Well … I got through another college football Saturday with a smile on my mug as I got to watch my Oregon Ducks deliver a beat down to the Colorado Buffaloes on national TV.
But … I am troubled by the trend that has developed in college football. It’s the “transfer portal” that, to my mind, has resulted in a form of intercollegiate free agency among these student-athletes.
Football players frequently “transfer” their eligibility from one school to another. It allows them some additional college football playing time, which presumably could enhance their financial windfall come draft day in the National Football League.

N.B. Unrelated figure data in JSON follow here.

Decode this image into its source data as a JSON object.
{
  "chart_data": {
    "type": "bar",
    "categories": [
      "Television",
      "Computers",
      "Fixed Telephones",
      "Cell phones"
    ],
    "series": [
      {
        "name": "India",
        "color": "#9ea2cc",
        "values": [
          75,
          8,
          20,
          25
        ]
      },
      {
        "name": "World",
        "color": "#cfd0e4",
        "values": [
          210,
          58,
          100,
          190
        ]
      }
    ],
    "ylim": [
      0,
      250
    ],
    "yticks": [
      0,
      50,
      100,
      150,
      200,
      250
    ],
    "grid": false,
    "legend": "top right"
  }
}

The old-school fuddy duddy in me isn’t entirely sold on the transfer portal. Watching the Ducks-Buffs game Saturday filled my ears with lots of commentary on all the transfers playing for both Oregon and Colorado. Indeed, the Ducks’ quarterback, Bo Nix, is a kid who transferred from Auburn to play for Oregon. Head U of O coach Dan Lanning calls Nix ‘an elite quarterback” who, after the Saturday blowout of Colorado, has become a Heisman Trophy candidate.
But my point is that the transfer portal vehicle creates a sort of traveling road show quality to all these athletes moving from one university to another to burnish their marketability with the pro franchises. It’s not unlike what has happened over the course of 50 years to Major League Baseball, where athletes shop themselves around the league when their contract expires with the team for which they have played.
It’s difficult these days to attach any loyalty to players who come to a major league franchise, and then leave after three or four seasons. Which is why I always enjoy seeing players inducted into the MLB Hall of Fame who played their entire career with a single team.
Now it’s intercollegiate tackle football that’s been bitten by this transfer portal bug.
Finally, I will stipulate that my devotion to my home state Ducks won’t diminish over the transfer notion. I hope Bo Nix wins the Heisman … but I would enjoy it even more had he played the whole time for Oregon.